Ungefähr vierzehn Monate früher:
Spike
hockte auf der Bettkante und hatte den Kopf in seine Hände gestützt.
Er
konnte es immer noch nicht fassen. Er ein Mensch? Das war so... unangenehm,
fast schon peinlich. Er fühlte sich unbehaglich und frustriert, ähnlich wie
ganz früher, als er noch William war. Aber das mit William, dem „Dichter“,
hatte sich doch wohl erledigt, oder? Drusilla hatte sich ja auch erledigt,
seine dunkle Göttin... Und Angel? Buffy? Oh Gott, auch die hoffentlich – und
zwar beide!
Verfluchte
Erinnerungen – und warum zum Teufel musste er immer noch an Buffy und Angel
denken? Er hatte doch genug an seinen eigenen Missetaten zu knacken. Dauernd
träumte er von irgendwelchen furchtbaren Gemetzeln, in denen er die Hauptrolle
spielte. Diese Träume raubten ihm den Schlaf, den er als Mensch nun mal
brauchte und ließen ihn immer als entnervtes Wrack zurück. Gut, das war seine
Seele, die ihn wohl zwackte. Aber das hatte sie auch schon getan, als er noch
ein Vampir war.
Gab es
denn überhaupt Vorteile des Menschseins?
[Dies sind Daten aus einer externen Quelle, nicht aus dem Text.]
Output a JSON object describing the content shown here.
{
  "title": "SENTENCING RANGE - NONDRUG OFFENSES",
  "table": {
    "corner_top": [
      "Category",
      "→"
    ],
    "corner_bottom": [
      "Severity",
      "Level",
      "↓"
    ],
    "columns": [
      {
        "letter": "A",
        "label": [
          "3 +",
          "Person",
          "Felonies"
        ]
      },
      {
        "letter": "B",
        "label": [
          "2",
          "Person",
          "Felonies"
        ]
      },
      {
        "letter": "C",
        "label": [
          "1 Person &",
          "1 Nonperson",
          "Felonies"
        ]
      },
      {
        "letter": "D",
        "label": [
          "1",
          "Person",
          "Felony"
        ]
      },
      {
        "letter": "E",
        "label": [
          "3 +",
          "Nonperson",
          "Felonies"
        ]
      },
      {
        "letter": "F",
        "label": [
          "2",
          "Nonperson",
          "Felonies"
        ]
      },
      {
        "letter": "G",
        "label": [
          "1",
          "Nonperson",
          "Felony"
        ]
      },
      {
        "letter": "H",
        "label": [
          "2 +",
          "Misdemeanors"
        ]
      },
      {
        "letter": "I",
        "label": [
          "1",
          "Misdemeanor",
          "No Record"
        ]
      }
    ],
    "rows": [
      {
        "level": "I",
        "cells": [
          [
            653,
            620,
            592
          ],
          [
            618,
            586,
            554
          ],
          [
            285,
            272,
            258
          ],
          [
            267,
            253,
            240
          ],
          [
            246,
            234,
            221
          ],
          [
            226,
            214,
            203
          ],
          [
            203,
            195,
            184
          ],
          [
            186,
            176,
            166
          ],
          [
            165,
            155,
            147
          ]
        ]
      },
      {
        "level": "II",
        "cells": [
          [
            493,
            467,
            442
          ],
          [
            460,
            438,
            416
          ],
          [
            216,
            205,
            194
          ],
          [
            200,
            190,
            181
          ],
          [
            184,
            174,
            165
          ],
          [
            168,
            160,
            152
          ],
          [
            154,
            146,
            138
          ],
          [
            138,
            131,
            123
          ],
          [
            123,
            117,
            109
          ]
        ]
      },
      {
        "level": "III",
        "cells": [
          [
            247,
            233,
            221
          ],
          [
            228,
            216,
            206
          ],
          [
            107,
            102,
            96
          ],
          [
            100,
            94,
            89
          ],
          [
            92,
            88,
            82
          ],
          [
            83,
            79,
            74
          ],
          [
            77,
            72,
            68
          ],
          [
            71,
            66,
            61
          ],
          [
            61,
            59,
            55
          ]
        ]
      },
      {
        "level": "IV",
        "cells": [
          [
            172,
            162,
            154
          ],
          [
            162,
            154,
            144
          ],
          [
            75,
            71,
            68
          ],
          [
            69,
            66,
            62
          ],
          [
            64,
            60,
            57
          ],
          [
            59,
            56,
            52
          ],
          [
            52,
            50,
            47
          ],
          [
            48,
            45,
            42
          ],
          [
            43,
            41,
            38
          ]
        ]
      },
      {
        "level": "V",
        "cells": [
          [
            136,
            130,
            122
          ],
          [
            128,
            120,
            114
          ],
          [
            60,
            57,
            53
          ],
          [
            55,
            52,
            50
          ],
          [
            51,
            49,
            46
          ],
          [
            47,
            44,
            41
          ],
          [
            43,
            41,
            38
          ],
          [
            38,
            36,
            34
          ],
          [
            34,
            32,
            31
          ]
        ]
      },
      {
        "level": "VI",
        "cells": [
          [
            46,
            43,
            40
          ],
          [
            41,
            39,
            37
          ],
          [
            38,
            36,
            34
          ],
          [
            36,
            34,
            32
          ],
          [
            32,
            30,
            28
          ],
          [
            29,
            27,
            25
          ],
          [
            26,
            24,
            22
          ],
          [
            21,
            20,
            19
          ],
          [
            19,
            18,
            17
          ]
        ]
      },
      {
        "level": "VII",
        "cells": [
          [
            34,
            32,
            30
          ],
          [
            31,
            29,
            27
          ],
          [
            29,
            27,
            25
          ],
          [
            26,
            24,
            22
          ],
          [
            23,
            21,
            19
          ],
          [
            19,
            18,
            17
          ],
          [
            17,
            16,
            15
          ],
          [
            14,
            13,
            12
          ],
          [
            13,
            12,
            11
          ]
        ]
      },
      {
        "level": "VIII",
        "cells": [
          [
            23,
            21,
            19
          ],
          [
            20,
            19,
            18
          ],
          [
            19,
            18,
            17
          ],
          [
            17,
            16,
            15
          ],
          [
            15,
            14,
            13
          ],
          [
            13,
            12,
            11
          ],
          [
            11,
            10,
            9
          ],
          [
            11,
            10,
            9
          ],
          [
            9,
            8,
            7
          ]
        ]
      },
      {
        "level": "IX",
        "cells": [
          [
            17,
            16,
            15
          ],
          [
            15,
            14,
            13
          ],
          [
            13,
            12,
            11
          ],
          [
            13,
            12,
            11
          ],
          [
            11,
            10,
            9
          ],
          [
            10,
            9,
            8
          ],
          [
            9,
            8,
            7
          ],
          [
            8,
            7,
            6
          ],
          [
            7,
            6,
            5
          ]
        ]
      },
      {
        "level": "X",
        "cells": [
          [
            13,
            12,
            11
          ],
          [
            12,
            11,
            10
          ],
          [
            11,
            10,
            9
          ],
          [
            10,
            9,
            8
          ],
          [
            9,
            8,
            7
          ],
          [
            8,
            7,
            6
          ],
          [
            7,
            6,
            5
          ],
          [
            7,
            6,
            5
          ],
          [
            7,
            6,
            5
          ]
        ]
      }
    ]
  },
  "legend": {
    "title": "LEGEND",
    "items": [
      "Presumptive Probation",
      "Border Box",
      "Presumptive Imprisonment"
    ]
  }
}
Er versuchte, darüber nachzudenken,
aber es ging einfach nicht, er konnte keinen klaren Gedanken fassen, weil die
verdammte Vergangenheit ihm immer wieder in die Quere kam. Spike kratzte sich
zerstreut am linken Arm, denn ein leichter Sonnenbrand juckte auf seiner zarten
weißen Haut. Danke Sonne, er musste grinsen.
Er
musste an das Gespräch denken, das Buffy mit Angel führte – nachdem die beiden
sich heiß und innig abgeknutscht hatten. Er war noch mal zurückgekehrt, um auch
den bitteren Rest mitzukriegen. Sie konnte sich also nicht vorstellen, mit ihm,
Spike, einen Stall voll Kinder zu haben. Gut, das war verständlich, denn es war
unmöglich, und Spike musste vor sich selber zugeben, auch nie an so etwas
gedacht zu haben. Aber dieses Brotteiggerede, was für ein hirnrissiges Zeug!
Weiter: Sie hatte ferner drüber nachgedacht, irgendwann zu Angel zurückzugehen,
es könne aber dauern.
Na
super! Sollte sie doch! In der Zwischenzeit, in der womöglich sehr langen
Zwischenzeit hatte sie bestimmt viel, viel Zeit, mit anderen Typen und Vampiren
rumzumachen, um dann schließlich doch zu Angel zurückzugehen als fertig
gebackenes Brot! Die beiden hatten sich wirklich verdient! Der Oberheld und die
Jägerin. Der Bäcker und das Brot!
Hatte
sie den guten Spike nur als Amulettträger auserkoren, weil sie Angel beschützen
wollte? Denn sie wusste bestimmt, dass sie den Träger des Amuletts in den
sicheren Tod schickte.
Ach, ist
Liebe nicht schön? Spike lächelte schief vor sich hin.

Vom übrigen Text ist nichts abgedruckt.